Qui est Zafer Senocak ?

Zafer Senocak est né en 1961 en Turquie, dans une famille musulmane d’Ankara. Poète, romancier et essayiste, il a commencé à se faire connaître en Allemagne, son pays d’adoption, en publiant à partir de 1984 des écrits traitant des rapports complexes entre le monde musulman et l’Occident en général et sur sa condition d’intellectuel turco-allemand à cheval entre deux cultures en particulier. Vivant à Berlin depuis 1990, écrivant dans la langue de Gœthe, il exerce la profession de traducteur, ce qui lui permet de poursuivre son œuvre romanesque. Son dernier ouvrage traduit en français est L’Erottoman, (éd. L’Esprit des péninsules 2001), qui traite des rapports entre sexe et religion et qui est basé sur son expérience personnelle de l’islam dans la Turquie profonde très superficiellement laïcisée : "J’écris en puisant dans les traditions religieuses de mon enfance. L’islam jouait un grand rôle chez moi. Or, en même temps, la Turquie, où j’ai vécu avant de venir en Allemagne, est un pays sécularisé politiquement. La religion y existe au plan privé, dans la maison, qui pour moi est un lieu de rupture avec l’ordre social. La religion comporte un certain nombre de tabous. Moi, j’écris sur le plus grand de tous les tabous, la sexualité, où l’expérience métaphysique de la religion rencontre le corps. A ses débuts, l’islam réunissait les deux, la religion et le corps, puis ils se sont séparés. En écrivant, j’essaie de les réunir à ma manière. J’écris sur des êtres masculins et sur leur perception de la virilité, voire de leur masculinité. La sexualité permet de s’interroger sur les rituels de la religion".

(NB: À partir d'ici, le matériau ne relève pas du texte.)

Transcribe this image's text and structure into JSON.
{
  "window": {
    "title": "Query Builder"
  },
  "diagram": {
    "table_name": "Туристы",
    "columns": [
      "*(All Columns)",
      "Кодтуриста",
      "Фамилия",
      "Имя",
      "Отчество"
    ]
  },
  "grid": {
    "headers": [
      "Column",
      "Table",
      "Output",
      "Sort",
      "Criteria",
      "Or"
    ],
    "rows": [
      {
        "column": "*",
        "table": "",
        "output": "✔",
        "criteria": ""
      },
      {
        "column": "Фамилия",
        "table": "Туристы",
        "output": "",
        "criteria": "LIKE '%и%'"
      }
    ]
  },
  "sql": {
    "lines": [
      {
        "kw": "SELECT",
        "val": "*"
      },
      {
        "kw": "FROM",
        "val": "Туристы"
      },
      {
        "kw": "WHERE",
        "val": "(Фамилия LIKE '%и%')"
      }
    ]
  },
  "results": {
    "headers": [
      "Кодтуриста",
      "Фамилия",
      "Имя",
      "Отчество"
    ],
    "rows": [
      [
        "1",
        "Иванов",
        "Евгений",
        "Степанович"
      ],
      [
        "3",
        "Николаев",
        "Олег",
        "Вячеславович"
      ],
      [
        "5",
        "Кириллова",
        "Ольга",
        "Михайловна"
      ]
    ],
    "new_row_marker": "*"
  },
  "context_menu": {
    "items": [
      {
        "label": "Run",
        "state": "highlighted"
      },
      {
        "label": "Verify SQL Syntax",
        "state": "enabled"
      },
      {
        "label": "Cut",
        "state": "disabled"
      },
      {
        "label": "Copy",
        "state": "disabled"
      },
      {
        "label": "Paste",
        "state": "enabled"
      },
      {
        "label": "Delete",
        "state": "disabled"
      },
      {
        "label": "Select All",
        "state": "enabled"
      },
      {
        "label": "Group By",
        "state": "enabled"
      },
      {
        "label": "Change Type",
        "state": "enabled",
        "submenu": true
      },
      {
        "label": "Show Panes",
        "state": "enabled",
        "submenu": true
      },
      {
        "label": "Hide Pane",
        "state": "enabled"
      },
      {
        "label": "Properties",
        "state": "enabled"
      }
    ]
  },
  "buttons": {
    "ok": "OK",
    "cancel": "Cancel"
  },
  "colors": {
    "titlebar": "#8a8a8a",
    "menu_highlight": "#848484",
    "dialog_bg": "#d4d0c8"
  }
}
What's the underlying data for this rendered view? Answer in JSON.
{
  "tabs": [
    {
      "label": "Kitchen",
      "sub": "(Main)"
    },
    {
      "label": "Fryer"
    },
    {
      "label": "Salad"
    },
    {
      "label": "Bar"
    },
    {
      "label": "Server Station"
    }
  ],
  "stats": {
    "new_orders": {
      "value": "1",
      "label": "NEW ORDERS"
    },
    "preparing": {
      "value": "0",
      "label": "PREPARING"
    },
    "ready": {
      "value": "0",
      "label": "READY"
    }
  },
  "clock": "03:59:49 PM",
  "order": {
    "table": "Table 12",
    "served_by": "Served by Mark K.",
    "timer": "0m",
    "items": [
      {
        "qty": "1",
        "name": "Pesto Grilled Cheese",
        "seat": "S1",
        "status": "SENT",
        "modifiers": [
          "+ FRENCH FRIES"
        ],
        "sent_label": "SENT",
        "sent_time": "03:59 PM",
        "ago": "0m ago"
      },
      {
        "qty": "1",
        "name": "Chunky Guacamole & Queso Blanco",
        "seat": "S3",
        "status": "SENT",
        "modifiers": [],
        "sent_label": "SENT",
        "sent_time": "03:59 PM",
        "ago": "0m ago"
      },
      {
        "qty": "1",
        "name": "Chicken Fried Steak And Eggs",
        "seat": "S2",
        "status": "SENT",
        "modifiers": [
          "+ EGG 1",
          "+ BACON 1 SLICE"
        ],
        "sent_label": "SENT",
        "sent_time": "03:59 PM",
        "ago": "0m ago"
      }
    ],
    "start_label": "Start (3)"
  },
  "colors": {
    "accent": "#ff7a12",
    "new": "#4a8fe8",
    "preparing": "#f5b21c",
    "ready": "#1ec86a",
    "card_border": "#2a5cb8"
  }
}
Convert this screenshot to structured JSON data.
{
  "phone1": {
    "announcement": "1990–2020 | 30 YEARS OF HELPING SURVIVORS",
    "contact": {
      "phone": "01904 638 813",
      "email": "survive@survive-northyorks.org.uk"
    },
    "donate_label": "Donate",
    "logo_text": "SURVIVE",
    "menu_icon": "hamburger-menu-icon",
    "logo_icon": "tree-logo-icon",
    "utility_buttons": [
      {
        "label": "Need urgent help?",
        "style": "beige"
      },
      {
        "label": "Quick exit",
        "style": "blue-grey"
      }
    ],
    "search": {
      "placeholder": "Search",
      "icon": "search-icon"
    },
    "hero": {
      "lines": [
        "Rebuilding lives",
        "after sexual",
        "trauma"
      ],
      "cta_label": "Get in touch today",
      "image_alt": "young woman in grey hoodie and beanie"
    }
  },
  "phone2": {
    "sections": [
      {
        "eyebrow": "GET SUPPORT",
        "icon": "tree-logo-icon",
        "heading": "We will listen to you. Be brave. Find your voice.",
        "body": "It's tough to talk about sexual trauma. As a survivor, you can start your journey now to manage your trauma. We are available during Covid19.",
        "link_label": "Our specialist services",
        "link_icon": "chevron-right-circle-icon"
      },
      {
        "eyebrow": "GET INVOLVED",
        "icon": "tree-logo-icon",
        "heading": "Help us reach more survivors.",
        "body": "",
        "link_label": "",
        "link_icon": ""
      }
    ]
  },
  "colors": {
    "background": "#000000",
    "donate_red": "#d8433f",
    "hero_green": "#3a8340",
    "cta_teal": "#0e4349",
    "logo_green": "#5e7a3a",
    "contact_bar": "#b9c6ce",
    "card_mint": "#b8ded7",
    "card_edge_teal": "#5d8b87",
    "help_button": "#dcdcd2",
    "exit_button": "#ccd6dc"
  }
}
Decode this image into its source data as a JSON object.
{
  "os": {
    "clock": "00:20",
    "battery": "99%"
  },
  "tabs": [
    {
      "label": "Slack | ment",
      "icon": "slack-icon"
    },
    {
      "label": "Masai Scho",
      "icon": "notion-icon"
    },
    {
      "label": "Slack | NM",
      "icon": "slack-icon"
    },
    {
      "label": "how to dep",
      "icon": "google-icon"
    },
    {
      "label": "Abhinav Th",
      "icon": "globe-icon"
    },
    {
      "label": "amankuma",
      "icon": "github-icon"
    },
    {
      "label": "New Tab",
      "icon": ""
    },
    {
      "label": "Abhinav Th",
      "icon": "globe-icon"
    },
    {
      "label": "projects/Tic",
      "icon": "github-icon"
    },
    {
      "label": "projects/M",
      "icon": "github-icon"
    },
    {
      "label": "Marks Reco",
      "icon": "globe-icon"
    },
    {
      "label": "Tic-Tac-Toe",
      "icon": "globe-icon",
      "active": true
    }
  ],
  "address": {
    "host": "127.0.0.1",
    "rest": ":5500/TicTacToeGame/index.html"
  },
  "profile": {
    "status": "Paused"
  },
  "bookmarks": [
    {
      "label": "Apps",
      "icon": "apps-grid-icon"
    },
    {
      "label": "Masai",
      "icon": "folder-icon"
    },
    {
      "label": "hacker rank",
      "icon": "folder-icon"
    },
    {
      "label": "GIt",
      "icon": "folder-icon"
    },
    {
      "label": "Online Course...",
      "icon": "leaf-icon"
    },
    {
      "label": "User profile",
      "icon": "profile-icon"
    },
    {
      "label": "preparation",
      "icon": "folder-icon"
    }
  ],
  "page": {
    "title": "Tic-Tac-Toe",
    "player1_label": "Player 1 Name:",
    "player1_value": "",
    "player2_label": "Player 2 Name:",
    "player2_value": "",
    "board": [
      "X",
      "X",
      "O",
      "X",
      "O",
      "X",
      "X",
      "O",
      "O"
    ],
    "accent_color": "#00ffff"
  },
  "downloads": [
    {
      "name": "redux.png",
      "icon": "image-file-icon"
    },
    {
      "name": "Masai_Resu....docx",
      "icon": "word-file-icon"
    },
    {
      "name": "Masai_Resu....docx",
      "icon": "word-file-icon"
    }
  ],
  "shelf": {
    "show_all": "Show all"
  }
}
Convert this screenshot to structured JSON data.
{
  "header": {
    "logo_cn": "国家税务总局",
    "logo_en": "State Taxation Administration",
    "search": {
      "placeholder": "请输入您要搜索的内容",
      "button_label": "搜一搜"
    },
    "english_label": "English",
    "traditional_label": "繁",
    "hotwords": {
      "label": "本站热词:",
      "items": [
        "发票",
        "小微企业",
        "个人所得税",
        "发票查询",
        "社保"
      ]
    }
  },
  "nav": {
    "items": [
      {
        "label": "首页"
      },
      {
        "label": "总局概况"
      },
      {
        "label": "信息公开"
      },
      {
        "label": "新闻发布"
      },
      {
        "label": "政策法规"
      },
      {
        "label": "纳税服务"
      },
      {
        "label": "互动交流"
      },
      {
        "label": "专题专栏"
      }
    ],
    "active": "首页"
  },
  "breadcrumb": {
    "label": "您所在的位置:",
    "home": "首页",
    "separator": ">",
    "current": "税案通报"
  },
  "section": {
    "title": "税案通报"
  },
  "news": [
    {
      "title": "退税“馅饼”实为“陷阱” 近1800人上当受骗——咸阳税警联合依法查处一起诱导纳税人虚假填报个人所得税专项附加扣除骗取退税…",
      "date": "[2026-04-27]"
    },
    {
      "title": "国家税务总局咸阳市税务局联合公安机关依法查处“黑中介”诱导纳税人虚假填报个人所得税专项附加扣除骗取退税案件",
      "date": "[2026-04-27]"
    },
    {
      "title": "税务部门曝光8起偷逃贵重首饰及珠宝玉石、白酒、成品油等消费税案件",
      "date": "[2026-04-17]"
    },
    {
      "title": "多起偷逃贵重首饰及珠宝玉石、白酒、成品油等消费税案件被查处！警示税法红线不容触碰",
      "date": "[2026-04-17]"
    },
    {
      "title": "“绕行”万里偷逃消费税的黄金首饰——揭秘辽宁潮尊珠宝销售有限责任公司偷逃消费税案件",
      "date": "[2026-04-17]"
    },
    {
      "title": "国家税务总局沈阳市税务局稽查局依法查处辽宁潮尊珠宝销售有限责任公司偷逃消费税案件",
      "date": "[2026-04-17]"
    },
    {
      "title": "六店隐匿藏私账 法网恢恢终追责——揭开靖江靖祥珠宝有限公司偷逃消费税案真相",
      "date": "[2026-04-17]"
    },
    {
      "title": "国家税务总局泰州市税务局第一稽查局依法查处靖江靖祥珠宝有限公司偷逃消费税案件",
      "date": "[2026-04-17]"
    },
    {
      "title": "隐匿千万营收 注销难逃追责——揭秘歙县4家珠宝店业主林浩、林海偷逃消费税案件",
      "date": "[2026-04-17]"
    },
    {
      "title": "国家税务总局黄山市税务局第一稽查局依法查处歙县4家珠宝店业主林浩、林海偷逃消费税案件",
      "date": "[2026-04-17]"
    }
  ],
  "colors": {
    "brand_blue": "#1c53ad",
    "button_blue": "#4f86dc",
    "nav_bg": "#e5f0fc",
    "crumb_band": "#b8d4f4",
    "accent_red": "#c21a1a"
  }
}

Il n’a donc pas le profil d’un islamophobe primaire, pas plus que son collègue Orhan Pamük, prix Nobel de littérature et prix Médicis étranger pour son très beau roman Neige, dans lequel il décrit l’insidieuse et liberticide réislamisation de la société turque. Plutôt celui d’un esprit libre qui s’est déconditionné de ses déterminismes socio-culturels (dont le conditionnement religieux fait partie) et qui porte un regard calme et lucide sur la situation de l’islam dans son pays natal, la Turquie. Voici d’ailleurs ce que Zafer Senocak écrivait récemment sur ce sujet dans le Frankfurter Rundschau : "En fin de compte, seule une culture de l’individualisme peut ouvrir une brèche dans cette société fermée. Voilà ce qui met la communauté au défi et la transforme. Tôt ou tard, cette transformation trouvera également son expression dans l’art. C’est dans la littérature et le cinéma turcs que la modernisation de la société turque doit se manifester. Toutefois, il ne s’agit pas d’écrire un roman ’musulman’. Une telle tentative serait aussi peu fructueuse que toutes les autres tentatives de faire de l’art au nom de la religion ou d’une idéologie. En revanche, la topographie mentale et psychique des hommes exposés à une transformation sociale et culturelle constitue un thème important. Dans une société post-musulmane, la spiritualité n’a pas encore sa propre voix".

Aucune hystérie anti-islamique chez lui donc. Mais alors, pourquoi a-t-il osé titrer sa tribune "La terreur vient du cœur de l’islam" ? Pourquoi n’a-t-il pas préféré être politiquement correct en titrant plutôt "La terreur vient du cœur de l’islamisme" ? Tout simplement parce que cet artiste courageux refuse de se voiler la face devant les convulsions exaltées qui agitent le monde musulman.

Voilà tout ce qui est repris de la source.